My favorite movie is “A Man For All Seasons,” a film based on the Robert Bolt play of the same name. I first saw it when I was in high school, and I’ve watched it at least once a year every year since then. When I was teaching full time at the seminary, I would show it to my students, and on June 22nd, I would offer a screening to my fellow faculty members. That date, of course, is not accidental, for it is the feast day of the great St. Thomas More, with whose final years the movie deals.

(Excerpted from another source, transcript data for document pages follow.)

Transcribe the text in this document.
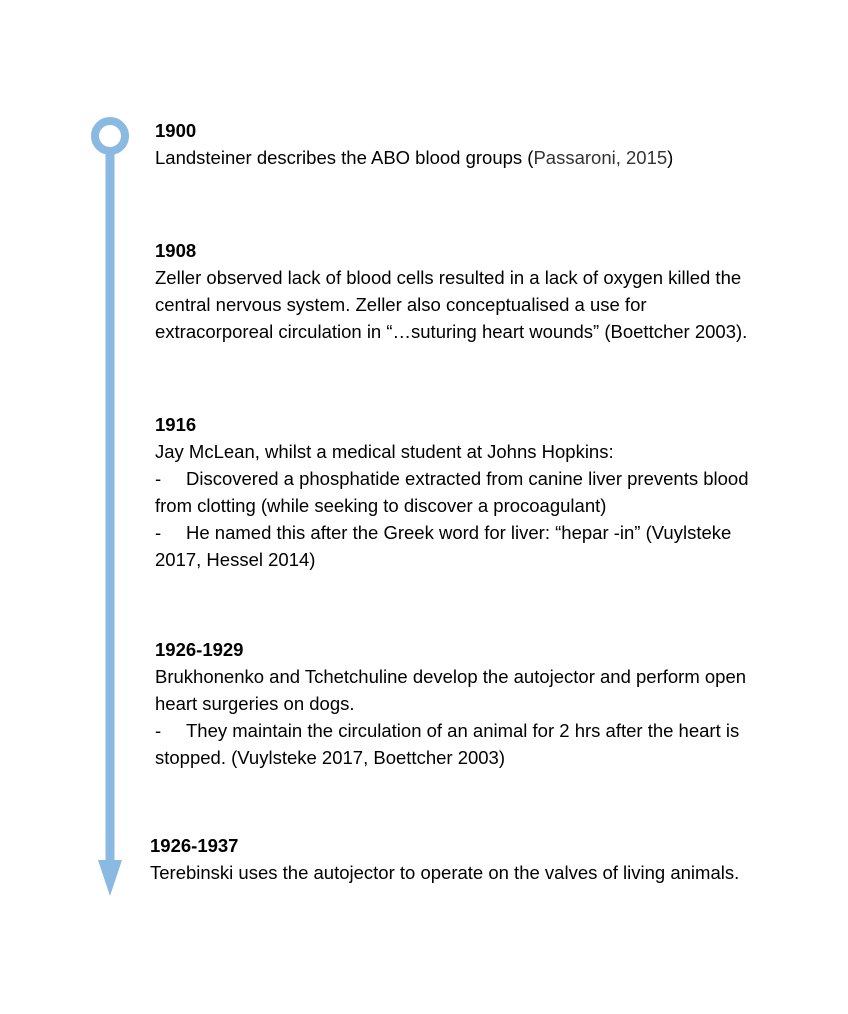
1900
Landsteiner describes the ABO blood groups (Passaroni, 2015)
1908
Zeller observed lack of blood cells resulted in a lack of oxygen killed the
central nervous system. Zeller also conceptualised a use for
extracorporeal circulation in “…suturing heart wounds” (Boettcher 2003).
1916
Jay McLean, whilst a medical student at Johns Hopkins:
- Discovered a phosphatide extracted from canine liver prevents blood
from clotting (while seeking to discover a procoagulant)
- He named this after the Greek word for liver: “hepar -in” (Vuylsteke
2017, Hessel 2014)
1926-1929
Brukhonenko and Tchetchuline develop the autojector and perform open
heart surgeries on dogs.
- They maintain the circulation of an animal for 2 hrs after the heart is
stopped. (Vuylsteke 2017, Boettcher 2003)
1926-1937
Terebinski uses the autojector to operate on the valves of living animals.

The drama of “A Man For All Seasons” turns around King Henry VIII’s attempt to secure a divorce from his first wife, Catharine of Aragon, who had been unable to produce for the King a male heir. Through the agency of Cardinal Wolsey his chancellor, Henry sought a dispensation from the Pope, but the Holy Father refused. Upon the death of Wolsey, the King made Thomas More, a man noted for his scholarship, diplomatic skill, and sanctity, his next chancellor, and he continued in his efforts to persuade the Pope. When he was met, once again, with a rebuff, Henry took matters into his own hands, breaking with Rome and declaring himself supreme head of a new English church, which promptly granted him the divorce he had so ardently sought. Thomas More had been extremely loyal to Henry VIII and solicitous for the good of the English government, but this was too much. Without explicitly providing a reason to explain his action, he simply resigned his office as chancellor. Some of the most affecting scenes in “A Man For All Seasons” have to do with the years following More’s resignation, when Henry tried, by various means, to frighten and cajole his former chancellor into supporting the new religious arrangement. Through it all, More (played by the magnificent Paul Scofield) held steady, even when he was stripped of his freedom, locked up in the Tower of London, and threatened with the rack.
Finally, he was forced to stand trial for high treason. The proceedings took place in a room with which More—a lifelong man of the law—was well acquainted: Westminster Hall. By means of legal chicanery, bribery, and jury tampering, More was convicted. Before they passed sentence, the judges asked if the former chancellor had anything to say. More rose to speak and delivered himself of a speech that is reproduced, almost word for word, in the script of the film. He explained that he had opposed Henry VIII because the King had assumed for himself an authority “….that was granted by the mouth of Christ our Savior to St. Peter and the bishops of Rome, whilst he lived and was personally present here on earth,” and he concluded, “it is therefore insufficient in law to charge any Christian to obey it.” As he stood condemned to death, within the confines of Westminster Hall, Thomas More offered this exquisitely eloquent defense of the primacy and authority of the bishop of Rome. Scofield’s reproduction of this speech is perhaps the most thrilling moment in “A Man For All Seasons.”
I couldn’t help but think of all of this when, last month, a shy German scholar, who is also the Bishop of Rome, entered that same Westminster Hall in the presence of the representatives of the British political and judicial establishment. After making a few opening remarks, Pope Benedict XVI invoked the name of the man who, five centuries before, had stood condemned in that very place: “In particular, I recall the figure of St. Thomas More, the great English scholar and statesman, who is admired by believers and non-believers alike for the integrity with which he followed his conscience…” How strange and wonderful are the ways of God! In Westminster Hall, More was a lone voice calling out in defense of the authority of the Pope; a half millennium later, the Pope came to the same place and vindicated the martyred saint. But I don’t mean this in a religiously jingoistic way, as if Benedict XVI had stripped the Archbishop of Canterbury of his power and reasserted Roman Catholic control over the Church of England.
He did it by exercising his considerable moral authority. Before the prime minister and his government, in the presence of the four living former prime ministers, in the hearing of captains of industry and academics, Pope Benedict asserted that ethical principles, discerned through religious and philosophical forms of reasoning, must provide the basis for democratic deliberation and cannot be, themselves, the subject of that deliberation. He insisted—in his quiet way—that the bracketing or questioning of those moral absolutes leads any government on a short road to chaos. And this is why, the bishop of Rome went on, aggression toward religion—sadly apparent in the West today—is not only a violation of a basic human right, but also a threat to the integrity of the democratic experiment.
Thomas More was condemned in Westminster Hall for defending the authority of the Pope. In that same place, a quietly authoritative bishop of Rome subtly rose to More’s defense.